"I'm sure no one said anything about getting married in this," said Mrs.
McCormick, serenely.
"But don't you think that a fine doctor story?" Ernestine asked smilingly of Dr. Parkman.
"A very bad story to tell. Miss McCormick's general reader will say—: 'Oh yes, of course, he was just bound to have an operation.'"
"Georgia,"—this was from the man at the head of the table, and there was something in his voice to arrest them all—"if you are in earnest about wanting stories of doctors, why don't you tell some of the big ones? Some of the stories medical men have a right to be proud of?"
"What are they?" she asked, promptly. "Tell me some of them."
Dr. Parkman's eyes were on his plate. He was handling his fork a little nervously.
"If I were going to tell any stories about medical men," Karl went on, and in his quiet voice there was still that compelling note, "it seems to me I should want to say something about the doctors who died game—just a little something about the men who took their medicine and said nothing; men with the nerve to face even their own understanding—cut off, you see, from the refuge of fooling themselves. Ask Dr. Parkman about the surgeons who lost their hands or their lives through infection. Those are the stories he knows that are worth while. He's only giving you the surface of it, Georgia. Tell him you'd like a little of the real thing. Ask him about the men who died slow deaths, looking a fatal future in the face from a long way off. He mentioned Bilroth just now, telling a funny story about him. There's a better story than that to tell about Bilroth. You know he was the man who knew so much about the heart; he probably understood the heart better than any other man. And by one of those leering tricks of fate, he had heart disease himself. He watched his own case and made notes on it, that his profession might profit by his destruction. There you have something worth writing about! In his last letter home, he said he had ten days to live—and he missed it by just one; he lived eleven. If you're going to tell any stories about Bilroth, tell that one, Georgia. And then a story or two showing that while many men take chances, it's the doctor who takes them most understandingly. Why medical science is full of an almost grotesque courage! Don't you begin to see how the doctor's been trifling with you, Georgia?"
He paused, but no one felt the impulse to speak. His eyes were hidden by the dark glasses he was wearing because of that cold, or whatever it was, in his eyes, but his face told the story of an alert mind, a heart responsive to the things of which he spoke. Then he went on and talked a little, quietly enough, but with a passionateness, a high note of understanding, of the men who had had the nerve—eyes open—to face the things fate handed them. It was as if he were looking back over the whole sweep of the world and picking from many times and many places the men whose souls had not flinched to the death. And at the last he said, smiling—the kind of smile one meets with a tear—"Let's have a little toast." He raised his glass of claret and for a minute looked at it in silence.
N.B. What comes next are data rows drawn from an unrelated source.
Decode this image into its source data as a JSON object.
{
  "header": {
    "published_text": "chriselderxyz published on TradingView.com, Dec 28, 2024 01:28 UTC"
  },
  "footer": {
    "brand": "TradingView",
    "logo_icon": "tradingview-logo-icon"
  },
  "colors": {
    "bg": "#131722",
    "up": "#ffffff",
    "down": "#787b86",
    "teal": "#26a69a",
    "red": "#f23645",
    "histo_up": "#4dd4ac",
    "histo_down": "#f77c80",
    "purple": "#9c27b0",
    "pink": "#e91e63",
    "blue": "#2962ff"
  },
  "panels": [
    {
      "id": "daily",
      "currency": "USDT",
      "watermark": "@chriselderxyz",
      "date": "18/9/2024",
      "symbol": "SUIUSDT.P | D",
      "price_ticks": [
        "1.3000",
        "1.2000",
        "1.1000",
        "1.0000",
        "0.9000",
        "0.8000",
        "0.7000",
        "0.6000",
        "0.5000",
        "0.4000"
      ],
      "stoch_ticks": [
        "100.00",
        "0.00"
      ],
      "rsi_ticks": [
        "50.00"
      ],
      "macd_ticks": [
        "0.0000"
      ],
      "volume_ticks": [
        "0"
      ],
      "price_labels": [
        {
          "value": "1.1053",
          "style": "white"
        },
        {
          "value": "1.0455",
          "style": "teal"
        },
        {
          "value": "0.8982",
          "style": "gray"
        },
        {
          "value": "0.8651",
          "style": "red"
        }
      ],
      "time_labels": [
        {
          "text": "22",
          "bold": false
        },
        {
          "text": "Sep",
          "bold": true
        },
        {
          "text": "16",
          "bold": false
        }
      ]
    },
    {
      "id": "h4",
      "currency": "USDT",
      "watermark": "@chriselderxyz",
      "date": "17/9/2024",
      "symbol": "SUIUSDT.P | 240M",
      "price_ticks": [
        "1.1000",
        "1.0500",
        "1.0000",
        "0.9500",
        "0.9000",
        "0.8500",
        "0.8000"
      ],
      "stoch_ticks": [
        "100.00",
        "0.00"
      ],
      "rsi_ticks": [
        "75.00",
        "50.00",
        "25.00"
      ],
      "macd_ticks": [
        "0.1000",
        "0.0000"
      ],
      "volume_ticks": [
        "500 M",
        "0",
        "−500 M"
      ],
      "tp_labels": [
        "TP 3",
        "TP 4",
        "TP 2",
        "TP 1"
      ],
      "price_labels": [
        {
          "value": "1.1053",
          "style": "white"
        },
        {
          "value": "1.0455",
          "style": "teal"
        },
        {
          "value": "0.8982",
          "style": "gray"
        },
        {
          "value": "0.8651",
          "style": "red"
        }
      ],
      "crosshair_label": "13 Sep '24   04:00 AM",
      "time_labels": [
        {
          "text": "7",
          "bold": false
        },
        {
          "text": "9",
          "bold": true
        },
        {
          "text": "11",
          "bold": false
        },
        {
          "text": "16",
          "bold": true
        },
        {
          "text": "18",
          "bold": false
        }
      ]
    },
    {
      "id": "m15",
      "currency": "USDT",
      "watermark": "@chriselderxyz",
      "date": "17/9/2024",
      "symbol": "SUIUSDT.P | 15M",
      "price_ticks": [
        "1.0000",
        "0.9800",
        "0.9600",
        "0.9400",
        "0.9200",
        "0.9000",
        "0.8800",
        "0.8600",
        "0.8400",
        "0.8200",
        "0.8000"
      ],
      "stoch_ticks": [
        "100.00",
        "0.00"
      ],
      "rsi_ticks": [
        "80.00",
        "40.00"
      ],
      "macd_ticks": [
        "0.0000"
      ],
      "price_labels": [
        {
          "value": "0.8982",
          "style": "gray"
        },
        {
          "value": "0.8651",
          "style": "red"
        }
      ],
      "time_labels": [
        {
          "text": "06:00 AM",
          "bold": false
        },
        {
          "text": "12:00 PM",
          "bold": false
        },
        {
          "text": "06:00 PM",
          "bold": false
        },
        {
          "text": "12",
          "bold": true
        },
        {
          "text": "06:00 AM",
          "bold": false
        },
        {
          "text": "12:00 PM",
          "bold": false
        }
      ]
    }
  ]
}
And then he said slowly, his very quiet voice and that little smile tempering the words:
"Here's to all those fellows who went down without the banners or the trumpets!—To the boys who took the starch out of their own tragedies!—To those first class sports who made no fuss about their own funerals! Here's to the Great Unwhimpering!"
Dr. Parkman choked a little over his wine, the tightening in Ernestine's throat made it hard for her with hers, Georgia's cheeks were burning with enthusiasm for the story she saw now she could write, and even Mrs. McCormick had no questions as to just what men had died that way. Then it was Karl himself who abruptly turned the conversation to the more shallow channels of dinner talk.